Levon Helm and the Story of the The Band

by Levon Helm with Stephen Davis

Pub Date: Oct. 20th, 1993
ISBN: 0-688-10906-3
Publisher: Morrow/HarperCollins

Enjoyable history of a seminal late-60's rock group, told by the group's drummer with the help of Davis (co-author, Fleetwood, 1990, etc.).

The Band were an anomaly among groups of the era: Neither psychedelic nor commercial, their music harked back to the folk and blues roots of rock 'n' roll—and band members even looked like they'd just stepped out of a tintype. Working in seclusion in Woodstock, New York, with their sometime employer Bob Dylan, the group crafted a music that eerily captured the spirit of America's past. Here, Helm draws on his own memories of this heady time, along with interviews with surviving Band-men (other than Robbie Robertson, with whom he's had a nasty falling out), to give a fairly honest appraisal of the music and the times.
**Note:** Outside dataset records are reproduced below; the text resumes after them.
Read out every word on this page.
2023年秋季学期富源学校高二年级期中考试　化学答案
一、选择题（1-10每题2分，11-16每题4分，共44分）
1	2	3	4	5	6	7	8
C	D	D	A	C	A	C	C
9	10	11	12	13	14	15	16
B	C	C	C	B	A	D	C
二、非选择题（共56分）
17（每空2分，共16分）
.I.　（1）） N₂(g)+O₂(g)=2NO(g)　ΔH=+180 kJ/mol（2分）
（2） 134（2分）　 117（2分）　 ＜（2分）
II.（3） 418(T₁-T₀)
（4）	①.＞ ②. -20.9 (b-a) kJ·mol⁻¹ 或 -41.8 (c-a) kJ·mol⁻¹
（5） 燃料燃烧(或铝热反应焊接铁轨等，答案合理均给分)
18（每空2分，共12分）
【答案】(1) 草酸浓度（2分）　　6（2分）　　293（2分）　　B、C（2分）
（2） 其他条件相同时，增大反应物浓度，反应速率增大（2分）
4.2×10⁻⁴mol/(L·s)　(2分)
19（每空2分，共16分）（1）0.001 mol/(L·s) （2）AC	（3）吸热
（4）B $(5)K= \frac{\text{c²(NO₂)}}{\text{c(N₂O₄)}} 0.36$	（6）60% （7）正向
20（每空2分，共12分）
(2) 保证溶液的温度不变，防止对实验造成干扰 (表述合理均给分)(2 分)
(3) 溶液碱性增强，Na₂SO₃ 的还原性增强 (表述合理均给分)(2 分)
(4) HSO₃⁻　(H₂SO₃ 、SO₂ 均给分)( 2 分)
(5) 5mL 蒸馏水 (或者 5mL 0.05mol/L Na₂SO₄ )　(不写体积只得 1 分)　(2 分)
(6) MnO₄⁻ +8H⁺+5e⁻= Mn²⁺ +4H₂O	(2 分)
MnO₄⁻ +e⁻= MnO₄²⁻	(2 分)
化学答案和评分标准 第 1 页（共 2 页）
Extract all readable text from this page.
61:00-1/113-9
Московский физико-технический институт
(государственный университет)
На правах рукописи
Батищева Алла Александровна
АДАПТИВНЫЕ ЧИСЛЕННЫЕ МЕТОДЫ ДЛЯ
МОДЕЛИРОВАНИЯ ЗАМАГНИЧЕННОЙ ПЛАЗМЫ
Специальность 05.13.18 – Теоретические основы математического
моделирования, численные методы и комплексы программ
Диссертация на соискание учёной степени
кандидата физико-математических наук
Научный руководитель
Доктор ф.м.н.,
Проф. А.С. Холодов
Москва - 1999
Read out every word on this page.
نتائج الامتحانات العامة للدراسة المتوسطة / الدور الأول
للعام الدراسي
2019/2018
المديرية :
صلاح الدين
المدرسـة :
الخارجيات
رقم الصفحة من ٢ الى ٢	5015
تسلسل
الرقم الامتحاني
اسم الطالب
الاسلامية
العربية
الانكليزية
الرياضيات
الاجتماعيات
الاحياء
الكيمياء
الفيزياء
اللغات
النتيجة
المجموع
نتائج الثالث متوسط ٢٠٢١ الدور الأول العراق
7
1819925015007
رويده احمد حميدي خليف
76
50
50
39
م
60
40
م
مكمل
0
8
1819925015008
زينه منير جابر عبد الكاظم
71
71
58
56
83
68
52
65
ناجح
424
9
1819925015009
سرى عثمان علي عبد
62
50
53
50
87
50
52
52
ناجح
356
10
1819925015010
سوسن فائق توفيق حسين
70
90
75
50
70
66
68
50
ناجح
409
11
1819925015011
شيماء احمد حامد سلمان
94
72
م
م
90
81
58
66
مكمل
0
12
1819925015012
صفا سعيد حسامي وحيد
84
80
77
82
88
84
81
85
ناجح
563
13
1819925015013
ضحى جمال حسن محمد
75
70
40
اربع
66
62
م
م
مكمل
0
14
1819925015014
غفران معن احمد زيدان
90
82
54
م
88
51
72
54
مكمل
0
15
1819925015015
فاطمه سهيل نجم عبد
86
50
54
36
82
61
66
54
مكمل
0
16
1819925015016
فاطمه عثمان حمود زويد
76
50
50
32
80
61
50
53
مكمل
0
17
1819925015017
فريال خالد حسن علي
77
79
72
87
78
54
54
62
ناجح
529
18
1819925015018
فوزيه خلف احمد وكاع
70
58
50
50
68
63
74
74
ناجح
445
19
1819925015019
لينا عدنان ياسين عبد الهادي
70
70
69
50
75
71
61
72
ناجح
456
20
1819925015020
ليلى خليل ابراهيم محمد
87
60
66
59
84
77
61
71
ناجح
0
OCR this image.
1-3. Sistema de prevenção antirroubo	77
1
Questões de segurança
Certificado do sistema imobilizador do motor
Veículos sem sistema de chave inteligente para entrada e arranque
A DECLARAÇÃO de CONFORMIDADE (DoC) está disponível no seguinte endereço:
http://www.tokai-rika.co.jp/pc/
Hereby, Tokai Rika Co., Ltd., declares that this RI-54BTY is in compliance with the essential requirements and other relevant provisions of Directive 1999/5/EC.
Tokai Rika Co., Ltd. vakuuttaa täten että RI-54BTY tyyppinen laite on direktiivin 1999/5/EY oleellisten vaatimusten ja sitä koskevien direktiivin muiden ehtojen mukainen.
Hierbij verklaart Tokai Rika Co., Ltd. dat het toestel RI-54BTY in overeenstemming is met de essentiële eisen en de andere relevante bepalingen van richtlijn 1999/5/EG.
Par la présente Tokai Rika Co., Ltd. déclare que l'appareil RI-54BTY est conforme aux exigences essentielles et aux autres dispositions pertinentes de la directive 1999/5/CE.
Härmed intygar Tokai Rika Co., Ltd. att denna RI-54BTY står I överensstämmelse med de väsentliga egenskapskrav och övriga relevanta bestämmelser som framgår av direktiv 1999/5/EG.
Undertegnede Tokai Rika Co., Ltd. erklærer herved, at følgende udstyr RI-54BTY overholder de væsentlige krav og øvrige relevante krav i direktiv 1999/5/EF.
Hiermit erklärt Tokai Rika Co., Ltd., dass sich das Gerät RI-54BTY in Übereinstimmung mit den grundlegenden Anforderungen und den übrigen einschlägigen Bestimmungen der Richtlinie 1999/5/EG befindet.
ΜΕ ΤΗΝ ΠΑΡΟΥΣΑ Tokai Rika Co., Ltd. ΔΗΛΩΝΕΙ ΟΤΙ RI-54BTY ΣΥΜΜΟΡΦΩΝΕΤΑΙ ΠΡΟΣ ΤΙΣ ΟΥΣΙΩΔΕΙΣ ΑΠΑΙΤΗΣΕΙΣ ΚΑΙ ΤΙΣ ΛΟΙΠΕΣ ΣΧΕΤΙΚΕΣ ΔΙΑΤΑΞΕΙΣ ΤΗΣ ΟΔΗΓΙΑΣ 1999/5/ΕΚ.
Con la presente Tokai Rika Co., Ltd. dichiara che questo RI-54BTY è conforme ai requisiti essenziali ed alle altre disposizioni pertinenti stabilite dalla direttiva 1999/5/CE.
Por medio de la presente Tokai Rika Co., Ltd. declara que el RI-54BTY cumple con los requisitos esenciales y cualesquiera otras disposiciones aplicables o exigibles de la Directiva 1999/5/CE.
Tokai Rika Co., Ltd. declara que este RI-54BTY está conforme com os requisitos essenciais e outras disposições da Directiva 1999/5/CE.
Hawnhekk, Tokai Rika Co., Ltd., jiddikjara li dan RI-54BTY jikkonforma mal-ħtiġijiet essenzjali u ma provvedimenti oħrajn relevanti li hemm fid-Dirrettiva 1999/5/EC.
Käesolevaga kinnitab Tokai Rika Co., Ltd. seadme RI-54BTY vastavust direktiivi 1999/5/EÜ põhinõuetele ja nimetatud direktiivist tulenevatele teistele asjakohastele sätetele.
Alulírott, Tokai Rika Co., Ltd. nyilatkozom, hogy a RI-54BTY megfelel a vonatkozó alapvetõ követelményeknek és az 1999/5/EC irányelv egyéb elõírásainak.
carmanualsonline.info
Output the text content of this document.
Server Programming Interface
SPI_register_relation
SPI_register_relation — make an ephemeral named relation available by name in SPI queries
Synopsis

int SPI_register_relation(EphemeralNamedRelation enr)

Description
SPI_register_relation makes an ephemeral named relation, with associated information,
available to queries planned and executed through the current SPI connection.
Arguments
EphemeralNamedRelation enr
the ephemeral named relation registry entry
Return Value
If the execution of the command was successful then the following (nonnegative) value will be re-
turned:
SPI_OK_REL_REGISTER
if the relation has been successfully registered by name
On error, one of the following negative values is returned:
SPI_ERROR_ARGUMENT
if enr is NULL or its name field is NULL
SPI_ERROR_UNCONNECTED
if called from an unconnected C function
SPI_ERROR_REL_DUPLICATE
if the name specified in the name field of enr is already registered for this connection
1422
Unlike some other celebrity rock-star memoirists, Helm doesn't concentrate on the sex and drugs that seem to be an integral part of any legitimate rock memoir, but describes as well the making of each album and the genesis of the songs. He also gives a scathing portrait of the making of The Last Waltz, the film of the group's last megaconcert, given in 1976—a film in which, Helm says, director Martin Scorsese glorified Robertson to the detriment of the group's other members.

Helm's folksy manner can grate ("Memory lane can be a pretty painful address at times''); overall, though, a readable and evenhanded account that will appeal to Band fans and 60s nostalgists (though Barney Hoskyns's Across the Great Divide, covers much of the same ground).